Day 64 – The Scale of Confusion
How accurate are your gadgets?
Most of us endurance athletes record a lot of data. We monitor heart rates, power, pace, speed, cadence, time, weight, lactate, VO2max, calories expended, calories consumed, water intake, sodium intake… the list goes on.
To make many of these measurements possible, we have to use gadgets: some high tech like GPS sport watches and some low tech like your doctor’s beam scale. On the other hand, some measurements are subjective and only require your keen judgement like RPE and quality of sleep, but today I want to focus on the gadgets.
Usually, you step on a scale and you take the displayed weight as the absolute truth. However, the reason I am writing this post is because my sister was quite upset that she stood on her scale, recorded a number, stepped off then stepped on the scale again and read a different number. “How can that be?”, she asked. “How do I know which one is right?”
In case you are wondering the same thing, this blog post is a primer on precision, accuracy and confidence intervals. Don’t worry. I’ll hide the math in a black box, but you’re going to have to trust me.
All measurement devices are subject to measurement error. The next time you put gasoline in your car at a gas station in the U.S., look for the government sticker on the pump. It’s from your state’s Office of Weights and Measures and it certifies that the pump is not ripping you off, but it doesn’t guarantee that you get 10.000 gallons like the pump readout says. It just means that the pump delivers an amount of gas that is within a specified tolerance.

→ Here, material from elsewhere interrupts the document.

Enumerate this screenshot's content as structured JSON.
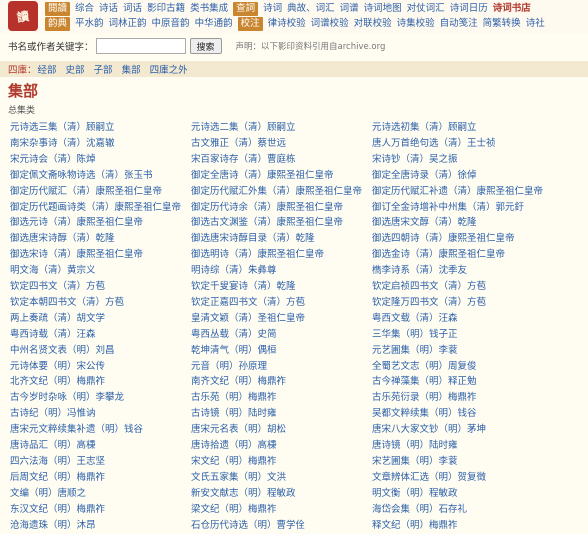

Your scale and GPS watch and every other gadget are the same way. They all measure something within a tolerance. Sometimes the product literature will explain it in plain english. Actually, it’s not plain english. It’s plain obscure. Down in the technical specifications there might be a number with a little &plusminus; sign and it tells you the standard error which is, itself, a measure of tolerance. The standard error simply means that your device – let’s use a scale as an example – is not perfect. The scale doesn’t measure your real weight. It approximates your real weight.
How accurate is it?
A couple of years ago we bought a scale and I’ve trusted it all this time. However, today I want to find its standard error because I can’t find it in the product literature. Any good scientific investigation will start with a hypothesis, a list of assumptions, a method to test the hypothesis and beer… lots of beer and obscure drawings on napkins from the local pub. I don’t have any beer so we’ll skip that for now.
The scale measures my weight with a standard error different from zero. This is what I want to test.
My weight on the scale and the variability of the measurement (standard error) are not correlated
The measurement errors occur randomly – no trends
The measurements are unbiased – the scale measures mass consistently and without other influences like a five pound cat on the platform.
Effects of temperature, humidity, air density, air movement and type of music I listen to are negligible.
If there is a non zero standard error associated with this scale, then I expect that it will show different weights each time I step on it even if my real weight doesn’t change. Therefore, I will step on and off the scale to get 30 measurements. The measurements will be summarized to determine if there is any variability in the 30 measurements.
Here We Go!
I will spare you the tedium of this process and get straight to the results.
n (number): 30 weights we recorded
Mean (average): 170.25 lb
SE (standard error): 0.02 lb
I’m surprised at the accuracy. What these results say is that there is a 66% probability that my actual weight is between 170.23 (170.25 – 0.02) pounds and 170.27 (170.25 + 0.02) pounds. That is what statisticians call a confidence interval: a 66% confidence interval. The 99% confidence interval is from 170.20 pounds to 170.30 pounds. That means I can hold my head high and declare with confidence that I weigh 170 pounds (to the nearest whole pound). For all practical purposes, the standard error is zero, because the variability in weight does not affect the final estimate of the weight which I’ve reported in whole pounds rather than 100ths of a pound. This scale is very accurate to the whole pound.
In conclusion, my sister needs to get a different scale.